Drag forward installed Python packages when upgrading

As somebody who runs multiple webservers each running a set of Django sites, keeping on top of my Python stack is very important. Out of (probably bad) habit, I rely on Ubuntu for a number of my Python packages, including python-django and a lot of python-django-* extras. The websites require these to run but as long as the package still exists, this isn't an issue. I do this rather than using VirtualEnv (et al) because I want Ubuntu to install security updates.

However the Ubuntu repos don't cater for everybody. There are cases where I'll use pip or easy_install to suck in the latest version of a Python package. When you update Python (as occasionally happens in Ubuntu), you lose all your pip-installed packages.

What terrifies me is the deeper I get, the more servers I administer, there's going to be an OS update one day that requires hours and hours of my time running around, testing sites, reinstalling python packages through pip. The worst bit of this is potential downtime for client sites though I do test on my development machine (always at Ubuntu-latest) so this should offset some of that worry.

Is there anything I can do to make sure updates to Python mean the existing, non-dpgk'd Python packages are brought forward?

That would make sure I always had access to the same packages. I'd still have to test for incompatibilities but it would be a good start.

There's perhaps one better solution: an application that behaved like apt and dpkg but for interacting with PyPi (where pip and easy_install get most of their mojo). Something that stored a local list of installed packages, checked for updates like apt, managed installing, etc. Does such a thing exist? Or is it a rubbish idea?


Regarding how to keep your Python packages when the system Python is upgraded: I see two options:

  1. You can install non-Ubuntu Python stuff with easy_install --install-dir /usr/local/python Then you make sure that all your webapps include that directory into sys.path, for instance by including it into PYTHONPATH, or using a directory that is automatically included by site.py (whose doc states that "Local addons go into /usr/local/lib/python<version>/dist-packages")

  2. You can use virtualenvs, provided you can place all your app data and configuration in a directory independent of the code. Here's a sketch procedure:

    a. Place all the code-independent stuff into directory myapp-data/

    b. Create virtualenv myapp-code.XXX/ (where XXX is some unique version number, e.g., date -I)

    c. Place app code and all dependency packages in myapp-code.XXX

    d. ln -s myapp-code.XXX myapp-code

    When you have to upgrade, you just repeat steps b. and c. with a different revision code YYY, then: stop currently running app, symlink myapp-code to myapp-code.YYY, start app from virtualenv myapp-code.YYY. If something goes wrong, you can still roll back to the old virtualenv quickly.

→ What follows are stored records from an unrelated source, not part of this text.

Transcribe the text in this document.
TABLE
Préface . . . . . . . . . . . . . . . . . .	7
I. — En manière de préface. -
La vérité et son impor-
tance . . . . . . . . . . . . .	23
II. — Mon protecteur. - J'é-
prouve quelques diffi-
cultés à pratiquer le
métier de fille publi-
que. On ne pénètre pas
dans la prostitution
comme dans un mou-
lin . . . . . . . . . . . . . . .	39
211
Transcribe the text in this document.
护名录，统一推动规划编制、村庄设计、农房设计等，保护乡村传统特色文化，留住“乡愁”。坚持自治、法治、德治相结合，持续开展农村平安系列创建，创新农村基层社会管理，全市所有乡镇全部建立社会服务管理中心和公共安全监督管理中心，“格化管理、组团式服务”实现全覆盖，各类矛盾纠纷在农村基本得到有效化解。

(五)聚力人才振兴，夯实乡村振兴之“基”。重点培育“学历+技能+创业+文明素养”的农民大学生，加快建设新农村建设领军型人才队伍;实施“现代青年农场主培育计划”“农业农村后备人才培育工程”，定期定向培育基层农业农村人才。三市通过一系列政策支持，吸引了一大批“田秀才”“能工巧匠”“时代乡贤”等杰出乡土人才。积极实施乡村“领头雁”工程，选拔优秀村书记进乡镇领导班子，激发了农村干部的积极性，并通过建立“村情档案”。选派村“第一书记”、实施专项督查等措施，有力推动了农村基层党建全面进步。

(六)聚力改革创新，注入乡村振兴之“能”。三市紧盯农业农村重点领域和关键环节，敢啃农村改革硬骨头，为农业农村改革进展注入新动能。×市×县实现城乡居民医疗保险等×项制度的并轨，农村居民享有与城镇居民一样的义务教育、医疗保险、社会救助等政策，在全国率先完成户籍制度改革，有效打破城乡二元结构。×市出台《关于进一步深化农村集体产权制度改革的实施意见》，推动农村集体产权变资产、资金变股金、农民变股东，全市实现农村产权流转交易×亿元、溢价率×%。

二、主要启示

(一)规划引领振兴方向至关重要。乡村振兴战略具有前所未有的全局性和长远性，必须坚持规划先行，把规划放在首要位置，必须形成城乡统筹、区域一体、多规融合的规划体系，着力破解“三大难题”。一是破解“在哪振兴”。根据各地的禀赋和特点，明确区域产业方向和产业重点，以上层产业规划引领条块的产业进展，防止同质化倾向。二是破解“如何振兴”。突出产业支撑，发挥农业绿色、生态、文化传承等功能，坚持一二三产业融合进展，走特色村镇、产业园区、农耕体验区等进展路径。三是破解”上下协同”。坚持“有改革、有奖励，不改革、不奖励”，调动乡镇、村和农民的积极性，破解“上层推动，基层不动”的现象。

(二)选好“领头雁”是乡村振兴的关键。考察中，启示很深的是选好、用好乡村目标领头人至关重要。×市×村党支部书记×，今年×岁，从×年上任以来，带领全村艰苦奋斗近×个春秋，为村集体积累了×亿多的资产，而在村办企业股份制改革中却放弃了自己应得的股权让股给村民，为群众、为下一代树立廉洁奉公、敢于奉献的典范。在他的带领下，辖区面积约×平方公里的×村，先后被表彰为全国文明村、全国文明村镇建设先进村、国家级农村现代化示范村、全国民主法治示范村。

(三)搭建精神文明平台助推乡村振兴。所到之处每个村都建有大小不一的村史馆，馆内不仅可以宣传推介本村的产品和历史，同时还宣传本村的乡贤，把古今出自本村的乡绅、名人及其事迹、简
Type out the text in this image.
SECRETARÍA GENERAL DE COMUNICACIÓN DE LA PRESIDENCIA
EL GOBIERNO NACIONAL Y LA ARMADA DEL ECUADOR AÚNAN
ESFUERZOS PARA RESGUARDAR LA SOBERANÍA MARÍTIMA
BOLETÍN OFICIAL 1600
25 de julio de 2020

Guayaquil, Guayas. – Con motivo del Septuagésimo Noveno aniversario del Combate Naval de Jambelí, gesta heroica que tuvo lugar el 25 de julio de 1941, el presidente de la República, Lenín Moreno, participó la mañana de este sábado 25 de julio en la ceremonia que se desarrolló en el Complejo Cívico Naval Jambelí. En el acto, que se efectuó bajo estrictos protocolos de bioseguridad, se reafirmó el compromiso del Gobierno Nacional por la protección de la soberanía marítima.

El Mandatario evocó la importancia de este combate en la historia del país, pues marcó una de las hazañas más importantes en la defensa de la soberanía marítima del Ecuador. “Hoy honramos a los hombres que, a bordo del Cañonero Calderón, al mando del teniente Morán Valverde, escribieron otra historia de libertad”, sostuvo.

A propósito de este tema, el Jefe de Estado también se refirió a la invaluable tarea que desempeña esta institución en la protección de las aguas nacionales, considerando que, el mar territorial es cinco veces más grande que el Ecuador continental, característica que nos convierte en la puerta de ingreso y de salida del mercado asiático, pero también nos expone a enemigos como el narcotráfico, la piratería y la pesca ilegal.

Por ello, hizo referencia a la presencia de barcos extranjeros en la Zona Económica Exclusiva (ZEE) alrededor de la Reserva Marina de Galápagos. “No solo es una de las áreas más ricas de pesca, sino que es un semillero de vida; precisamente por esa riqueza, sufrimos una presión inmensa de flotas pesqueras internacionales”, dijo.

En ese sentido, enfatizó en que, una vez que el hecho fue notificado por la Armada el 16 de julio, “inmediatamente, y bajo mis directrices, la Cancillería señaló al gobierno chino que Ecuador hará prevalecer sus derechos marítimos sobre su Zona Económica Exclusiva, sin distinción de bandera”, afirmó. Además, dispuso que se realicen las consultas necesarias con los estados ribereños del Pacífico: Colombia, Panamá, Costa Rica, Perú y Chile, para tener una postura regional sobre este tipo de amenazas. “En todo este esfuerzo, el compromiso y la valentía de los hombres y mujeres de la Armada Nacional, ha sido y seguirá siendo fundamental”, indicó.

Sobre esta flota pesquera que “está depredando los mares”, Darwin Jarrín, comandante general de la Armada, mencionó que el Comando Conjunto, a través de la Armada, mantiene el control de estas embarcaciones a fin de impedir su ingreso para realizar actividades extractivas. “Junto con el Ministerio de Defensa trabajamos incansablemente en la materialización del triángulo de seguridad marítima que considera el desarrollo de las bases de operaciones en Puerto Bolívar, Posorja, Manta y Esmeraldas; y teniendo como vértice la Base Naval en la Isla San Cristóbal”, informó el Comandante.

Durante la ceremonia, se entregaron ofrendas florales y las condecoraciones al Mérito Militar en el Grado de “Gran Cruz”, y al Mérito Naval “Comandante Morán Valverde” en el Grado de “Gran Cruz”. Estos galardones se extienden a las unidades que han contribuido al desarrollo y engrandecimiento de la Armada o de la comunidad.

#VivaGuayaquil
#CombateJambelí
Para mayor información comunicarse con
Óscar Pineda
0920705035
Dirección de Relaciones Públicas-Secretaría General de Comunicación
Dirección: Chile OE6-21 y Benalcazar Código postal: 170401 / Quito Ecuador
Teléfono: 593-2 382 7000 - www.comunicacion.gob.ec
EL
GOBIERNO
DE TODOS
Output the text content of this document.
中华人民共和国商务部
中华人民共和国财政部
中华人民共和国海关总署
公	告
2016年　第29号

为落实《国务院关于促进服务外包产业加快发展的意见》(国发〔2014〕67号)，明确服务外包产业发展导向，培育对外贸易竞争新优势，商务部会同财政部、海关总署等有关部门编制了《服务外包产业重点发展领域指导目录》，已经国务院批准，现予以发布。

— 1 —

Apparently, 2. is more work (but pip plus some shell-scripting will take you a long way towards automating it), but it should also be more robust and will allow you to concurrently run applications that depend on different versions of some Python package.

Regarding your question about an apt-get-like for Python packages: pip explicitly disallows such a thing, and for a good reason: package APIs and behavior may change across different versions. Therefore, if your code runs fine against version X, it may fail when run with version X+1. This is exactly what pip tries to prevent with its "freeze" and "requirements list" features.

Of course, the same argument can be applied to any program in a binary distribution like Ubuntu; indeed, what makes apt-get useful is that Debian and Ubuntu provide a coordinated release of interoperable packages: a lot of effort from the maintainers goes into ensuring that all Ubuntu packages in the main repositories are compatible.

There is just no such coordinated release of Python packages: each package is independent and no information is available about what version of other Python packages are compatible with it. (This could possibly be a good addition to PyPI metadata.)


I would use a configuration management system like puppet or chef to run scripts on all servers to keep them all in sync. Your scripts (recipes) can manage the upgrade including automatic testing if the upgrade was successful or broke something.